Ariana Densham continued: “Morrisons joins Sainsbury’s as a market leader on tuna sustainability. They have eliminated unsustainable tuna from their products which is great news for sharks, turtles and rays. If Tesco wants to catch up with the front runners and win back consumer confidence, they must take this dirty tuna off their shelves today.”

Hugh Fearnley-Whittingstall said: "The Fish Fight and Greenpeace tuna campaign has been a huge success - our supermarkets and big tuna brands all told us they didn't want their names on unsustainable tuna, but a number of them are finding new ways to keep 'dirty' tuna on the shelves.

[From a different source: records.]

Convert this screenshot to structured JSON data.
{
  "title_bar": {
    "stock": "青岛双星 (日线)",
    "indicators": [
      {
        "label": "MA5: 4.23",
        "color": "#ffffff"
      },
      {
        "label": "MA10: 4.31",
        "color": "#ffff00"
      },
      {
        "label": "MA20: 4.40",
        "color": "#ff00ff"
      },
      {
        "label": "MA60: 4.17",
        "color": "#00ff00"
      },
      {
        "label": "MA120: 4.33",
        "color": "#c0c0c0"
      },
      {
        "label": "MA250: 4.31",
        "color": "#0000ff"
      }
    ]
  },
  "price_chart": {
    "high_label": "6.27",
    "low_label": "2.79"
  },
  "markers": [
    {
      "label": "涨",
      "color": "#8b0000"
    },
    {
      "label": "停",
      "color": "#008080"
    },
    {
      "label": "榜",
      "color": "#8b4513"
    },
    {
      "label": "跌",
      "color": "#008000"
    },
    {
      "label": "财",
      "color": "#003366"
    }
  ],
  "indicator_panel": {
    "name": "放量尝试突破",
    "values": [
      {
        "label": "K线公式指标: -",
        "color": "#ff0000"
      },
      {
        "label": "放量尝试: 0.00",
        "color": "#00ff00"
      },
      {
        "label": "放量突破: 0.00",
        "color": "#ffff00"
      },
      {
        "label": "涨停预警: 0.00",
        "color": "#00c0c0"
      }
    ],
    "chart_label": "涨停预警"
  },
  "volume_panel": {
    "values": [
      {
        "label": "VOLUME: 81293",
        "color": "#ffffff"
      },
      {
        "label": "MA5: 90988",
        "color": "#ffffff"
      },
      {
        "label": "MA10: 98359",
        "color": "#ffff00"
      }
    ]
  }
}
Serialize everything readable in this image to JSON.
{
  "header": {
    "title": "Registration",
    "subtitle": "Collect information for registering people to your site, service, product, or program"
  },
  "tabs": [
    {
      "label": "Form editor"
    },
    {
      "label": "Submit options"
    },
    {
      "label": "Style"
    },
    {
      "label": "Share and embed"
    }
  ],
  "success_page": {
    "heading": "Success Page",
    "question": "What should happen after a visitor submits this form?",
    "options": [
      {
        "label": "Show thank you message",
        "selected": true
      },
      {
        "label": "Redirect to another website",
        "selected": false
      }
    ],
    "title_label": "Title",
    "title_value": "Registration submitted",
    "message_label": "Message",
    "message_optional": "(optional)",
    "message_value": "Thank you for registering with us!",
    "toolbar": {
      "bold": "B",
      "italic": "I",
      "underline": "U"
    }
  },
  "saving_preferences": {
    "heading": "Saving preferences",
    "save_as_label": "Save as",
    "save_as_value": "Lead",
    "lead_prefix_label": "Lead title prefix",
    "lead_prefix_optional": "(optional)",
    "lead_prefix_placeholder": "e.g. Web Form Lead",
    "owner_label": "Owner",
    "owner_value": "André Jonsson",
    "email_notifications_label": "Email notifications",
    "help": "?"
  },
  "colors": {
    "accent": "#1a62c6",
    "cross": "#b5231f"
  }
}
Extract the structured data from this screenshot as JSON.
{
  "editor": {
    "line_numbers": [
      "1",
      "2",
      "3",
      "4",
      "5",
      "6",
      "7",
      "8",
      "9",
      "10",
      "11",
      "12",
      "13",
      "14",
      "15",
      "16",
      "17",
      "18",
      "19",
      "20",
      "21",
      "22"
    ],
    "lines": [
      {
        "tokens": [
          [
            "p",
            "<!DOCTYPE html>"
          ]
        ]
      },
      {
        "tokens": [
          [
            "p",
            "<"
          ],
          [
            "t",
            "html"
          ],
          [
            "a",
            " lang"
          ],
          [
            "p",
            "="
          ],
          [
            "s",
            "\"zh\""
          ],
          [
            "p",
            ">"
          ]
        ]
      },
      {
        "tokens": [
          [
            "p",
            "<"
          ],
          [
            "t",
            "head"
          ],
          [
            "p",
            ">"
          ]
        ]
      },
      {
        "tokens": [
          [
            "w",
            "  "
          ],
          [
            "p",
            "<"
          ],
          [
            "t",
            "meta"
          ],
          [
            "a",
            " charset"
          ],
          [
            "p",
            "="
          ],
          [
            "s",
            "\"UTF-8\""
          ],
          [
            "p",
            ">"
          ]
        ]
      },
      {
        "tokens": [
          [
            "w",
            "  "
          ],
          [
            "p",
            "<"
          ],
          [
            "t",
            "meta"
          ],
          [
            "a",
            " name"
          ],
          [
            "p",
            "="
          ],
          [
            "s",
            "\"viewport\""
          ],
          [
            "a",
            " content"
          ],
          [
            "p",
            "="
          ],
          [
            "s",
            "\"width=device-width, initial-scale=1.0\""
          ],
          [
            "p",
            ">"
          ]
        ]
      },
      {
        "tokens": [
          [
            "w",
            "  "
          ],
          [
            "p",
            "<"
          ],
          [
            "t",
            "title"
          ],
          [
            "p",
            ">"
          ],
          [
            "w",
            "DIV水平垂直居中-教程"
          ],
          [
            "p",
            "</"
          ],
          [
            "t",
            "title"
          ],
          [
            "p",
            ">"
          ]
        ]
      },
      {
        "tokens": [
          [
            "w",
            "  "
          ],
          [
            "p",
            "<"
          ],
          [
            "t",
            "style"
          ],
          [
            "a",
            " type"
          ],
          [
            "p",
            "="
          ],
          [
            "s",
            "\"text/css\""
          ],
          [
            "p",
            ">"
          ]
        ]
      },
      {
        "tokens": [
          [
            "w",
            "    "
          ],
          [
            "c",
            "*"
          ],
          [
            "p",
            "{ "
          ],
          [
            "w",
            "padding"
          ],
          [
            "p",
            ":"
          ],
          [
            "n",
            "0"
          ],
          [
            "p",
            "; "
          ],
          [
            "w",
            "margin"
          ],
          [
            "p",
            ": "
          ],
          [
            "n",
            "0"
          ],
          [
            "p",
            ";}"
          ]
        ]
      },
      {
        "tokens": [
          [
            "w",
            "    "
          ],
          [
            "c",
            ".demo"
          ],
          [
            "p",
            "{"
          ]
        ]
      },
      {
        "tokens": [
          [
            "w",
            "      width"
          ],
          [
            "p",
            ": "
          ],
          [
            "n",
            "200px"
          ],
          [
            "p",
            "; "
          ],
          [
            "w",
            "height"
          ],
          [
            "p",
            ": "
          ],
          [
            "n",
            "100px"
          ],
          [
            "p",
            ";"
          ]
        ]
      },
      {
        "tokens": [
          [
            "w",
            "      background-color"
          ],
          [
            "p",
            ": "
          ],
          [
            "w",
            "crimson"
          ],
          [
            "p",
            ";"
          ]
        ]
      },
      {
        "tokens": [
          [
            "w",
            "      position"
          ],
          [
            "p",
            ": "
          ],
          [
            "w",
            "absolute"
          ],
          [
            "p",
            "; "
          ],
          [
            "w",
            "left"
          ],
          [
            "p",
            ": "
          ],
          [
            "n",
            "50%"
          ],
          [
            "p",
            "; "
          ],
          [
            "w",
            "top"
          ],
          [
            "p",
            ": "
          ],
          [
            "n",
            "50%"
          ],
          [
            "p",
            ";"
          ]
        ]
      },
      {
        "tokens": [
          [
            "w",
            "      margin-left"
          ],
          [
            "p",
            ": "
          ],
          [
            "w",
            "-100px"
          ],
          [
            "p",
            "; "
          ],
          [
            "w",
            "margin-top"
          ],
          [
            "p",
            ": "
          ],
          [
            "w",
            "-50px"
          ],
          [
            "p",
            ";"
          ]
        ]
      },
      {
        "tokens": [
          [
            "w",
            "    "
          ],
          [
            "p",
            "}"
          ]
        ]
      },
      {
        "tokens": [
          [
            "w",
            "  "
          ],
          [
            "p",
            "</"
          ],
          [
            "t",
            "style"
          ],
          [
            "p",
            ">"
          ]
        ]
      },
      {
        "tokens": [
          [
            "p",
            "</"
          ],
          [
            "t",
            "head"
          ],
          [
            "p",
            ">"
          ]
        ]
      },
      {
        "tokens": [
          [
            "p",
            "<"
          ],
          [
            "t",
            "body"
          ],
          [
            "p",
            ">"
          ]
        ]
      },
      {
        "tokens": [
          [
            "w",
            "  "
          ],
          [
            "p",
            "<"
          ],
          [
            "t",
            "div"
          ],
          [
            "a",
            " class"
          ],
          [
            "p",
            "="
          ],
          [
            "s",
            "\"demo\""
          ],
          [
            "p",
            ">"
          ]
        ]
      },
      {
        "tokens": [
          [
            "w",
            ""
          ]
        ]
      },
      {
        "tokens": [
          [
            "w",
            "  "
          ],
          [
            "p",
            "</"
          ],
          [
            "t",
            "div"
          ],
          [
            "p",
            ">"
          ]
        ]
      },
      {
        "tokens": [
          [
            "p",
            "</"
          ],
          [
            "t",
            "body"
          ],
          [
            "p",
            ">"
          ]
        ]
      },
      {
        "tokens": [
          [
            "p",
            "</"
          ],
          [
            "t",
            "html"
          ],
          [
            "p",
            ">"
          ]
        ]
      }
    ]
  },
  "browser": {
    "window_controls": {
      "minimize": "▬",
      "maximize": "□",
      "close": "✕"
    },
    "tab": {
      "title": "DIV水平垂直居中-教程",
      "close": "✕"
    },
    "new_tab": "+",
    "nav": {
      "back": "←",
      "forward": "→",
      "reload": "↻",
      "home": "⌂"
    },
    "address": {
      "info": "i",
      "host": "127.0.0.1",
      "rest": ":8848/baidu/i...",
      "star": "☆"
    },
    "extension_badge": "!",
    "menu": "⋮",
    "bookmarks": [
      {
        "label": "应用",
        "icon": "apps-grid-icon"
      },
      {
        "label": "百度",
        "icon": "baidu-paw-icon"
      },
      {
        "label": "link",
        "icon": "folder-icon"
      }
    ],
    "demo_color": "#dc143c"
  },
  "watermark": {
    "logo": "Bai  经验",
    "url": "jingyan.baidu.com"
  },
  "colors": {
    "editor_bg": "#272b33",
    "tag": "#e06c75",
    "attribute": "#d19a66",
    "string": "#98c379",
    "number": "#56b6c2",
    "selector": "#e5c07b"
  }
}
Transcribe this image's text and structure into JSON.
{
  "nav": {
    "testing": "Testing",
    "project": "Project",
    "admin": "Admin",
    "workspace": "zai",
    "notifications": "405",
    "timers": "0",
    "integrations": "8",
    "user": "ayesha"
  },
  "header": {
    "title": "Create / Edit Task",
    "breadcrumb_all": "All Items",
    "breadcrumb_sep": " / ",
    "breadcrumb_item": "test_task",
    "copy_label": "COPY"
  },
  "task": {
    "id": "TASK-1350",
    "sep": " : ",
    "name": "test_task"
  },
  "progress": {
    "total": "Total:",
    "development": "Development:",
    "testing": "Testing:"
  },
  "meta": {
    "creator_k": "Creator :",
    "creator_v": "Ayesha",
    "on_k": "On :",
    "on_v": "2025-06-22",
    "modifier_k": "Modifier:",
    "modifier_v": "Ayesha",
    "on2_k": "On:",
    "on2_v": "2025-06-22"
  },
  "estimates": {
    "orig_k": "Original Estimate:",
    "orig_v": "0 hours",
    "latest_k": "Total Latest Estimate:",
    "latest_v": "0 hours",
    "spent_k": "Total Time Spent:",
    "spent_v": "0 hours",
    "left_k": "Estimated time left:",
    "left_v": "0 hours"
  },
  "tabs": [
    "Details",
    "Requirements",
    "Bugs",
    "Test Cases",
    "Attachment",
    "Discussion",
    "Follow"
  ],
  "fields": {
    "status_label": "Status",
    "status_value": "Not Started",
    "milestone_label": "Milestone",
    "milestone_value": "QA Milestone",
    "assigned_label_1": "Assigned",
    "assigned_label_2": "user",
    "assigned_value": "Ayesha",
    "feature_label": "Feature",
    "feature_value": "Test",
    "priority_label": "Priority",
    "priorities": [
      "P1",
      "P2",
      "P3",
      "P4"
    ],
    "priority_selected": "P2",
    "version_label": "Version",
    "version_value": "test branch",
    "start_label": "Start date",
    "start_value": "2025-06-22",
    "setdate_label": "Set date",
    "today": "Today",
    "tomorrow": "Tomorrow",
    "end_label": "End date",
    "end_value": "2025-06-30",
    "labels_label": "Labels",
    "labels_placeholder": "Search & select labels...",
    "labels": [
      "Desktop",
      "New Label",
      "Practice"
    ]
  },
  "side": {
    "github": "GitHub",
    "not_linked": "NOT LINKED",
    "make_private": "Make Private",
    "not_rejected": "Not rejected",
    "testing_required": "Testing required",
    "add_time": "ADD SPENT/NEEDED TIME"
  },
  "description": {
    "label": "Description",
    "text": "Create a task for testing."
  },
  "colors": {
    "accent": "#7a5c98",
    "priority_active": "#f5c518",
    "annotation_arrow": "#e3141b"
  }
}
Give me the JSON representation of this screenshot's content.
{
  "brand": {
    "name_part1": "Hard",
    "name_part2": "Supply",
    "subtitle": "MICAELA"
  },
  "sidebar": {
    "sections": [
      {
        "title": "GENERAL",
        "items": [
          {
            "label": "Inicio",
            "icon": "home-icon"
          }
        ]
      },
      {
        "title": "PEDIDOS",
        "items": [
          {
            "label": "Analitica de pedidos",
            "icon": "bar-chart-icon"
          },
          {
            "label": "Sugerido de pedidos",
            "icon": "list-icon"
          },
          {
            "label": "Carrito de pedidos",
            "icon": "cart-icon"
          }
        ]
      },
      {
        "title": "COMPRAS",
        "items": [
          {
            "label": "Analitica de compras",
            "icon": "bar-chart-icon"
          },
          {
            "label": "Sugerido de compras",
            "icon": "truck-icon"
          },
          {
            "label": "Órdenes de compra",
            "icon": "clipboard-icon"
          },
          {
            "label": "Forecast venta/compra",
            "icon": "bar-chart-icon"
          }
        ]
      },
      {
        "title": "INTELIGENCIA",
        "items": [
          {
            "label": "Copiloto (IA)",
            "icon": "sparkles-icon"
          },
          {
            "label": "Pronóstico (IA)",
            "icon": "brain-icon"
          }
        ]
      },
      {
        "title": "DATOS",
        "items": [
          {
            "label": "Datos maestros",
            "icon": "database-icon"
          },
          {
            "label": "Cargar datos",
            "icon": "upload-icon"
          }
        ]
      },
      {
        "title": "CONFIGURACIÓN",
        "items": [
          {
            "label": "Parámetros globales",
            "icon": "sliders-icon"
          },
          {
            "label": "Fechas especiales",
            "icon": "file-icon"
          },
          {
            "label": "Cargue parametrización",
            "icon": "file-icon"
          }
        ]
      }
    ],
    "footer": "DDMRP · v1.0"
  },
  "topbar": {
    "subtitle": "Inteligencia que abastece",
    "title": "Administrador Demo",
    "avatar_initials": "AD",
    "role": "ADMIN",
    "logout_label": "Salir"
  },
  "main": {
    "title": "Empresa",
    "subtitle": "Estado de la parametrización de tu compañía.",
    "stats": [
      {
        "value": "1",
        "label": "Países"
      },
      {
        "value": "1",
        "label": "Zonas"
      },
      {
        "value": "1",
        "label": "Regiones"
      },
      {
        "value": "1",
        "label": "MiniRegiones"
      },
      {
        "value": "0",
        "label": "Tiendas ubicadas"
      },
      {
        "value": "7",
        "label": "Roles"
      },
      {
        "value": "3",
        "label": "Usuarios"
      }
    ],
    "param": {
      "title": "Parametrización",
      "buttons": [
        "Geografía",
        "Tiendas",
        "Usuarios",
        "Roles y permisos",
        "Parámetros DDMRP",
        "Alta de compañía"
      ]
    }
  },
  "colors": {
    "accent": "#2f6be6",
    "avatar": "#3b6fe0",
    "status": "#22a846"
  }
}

Tesco made one of the biggest commitments of all to sell the most sustainable tuna, but as our new Fish Fight programme shows, they now stock a new brand called Oriental and Pacific, which is caught using methods that accidentally catch and kill endangered animals like turtles, rays and sharks.

"There's no information on Oriental and Pacific tins to tell shoppers how the tuna was caught. If they really care about our oceans then Tesco should take this tuna off the shelves today, and other supermarkets must follow suit."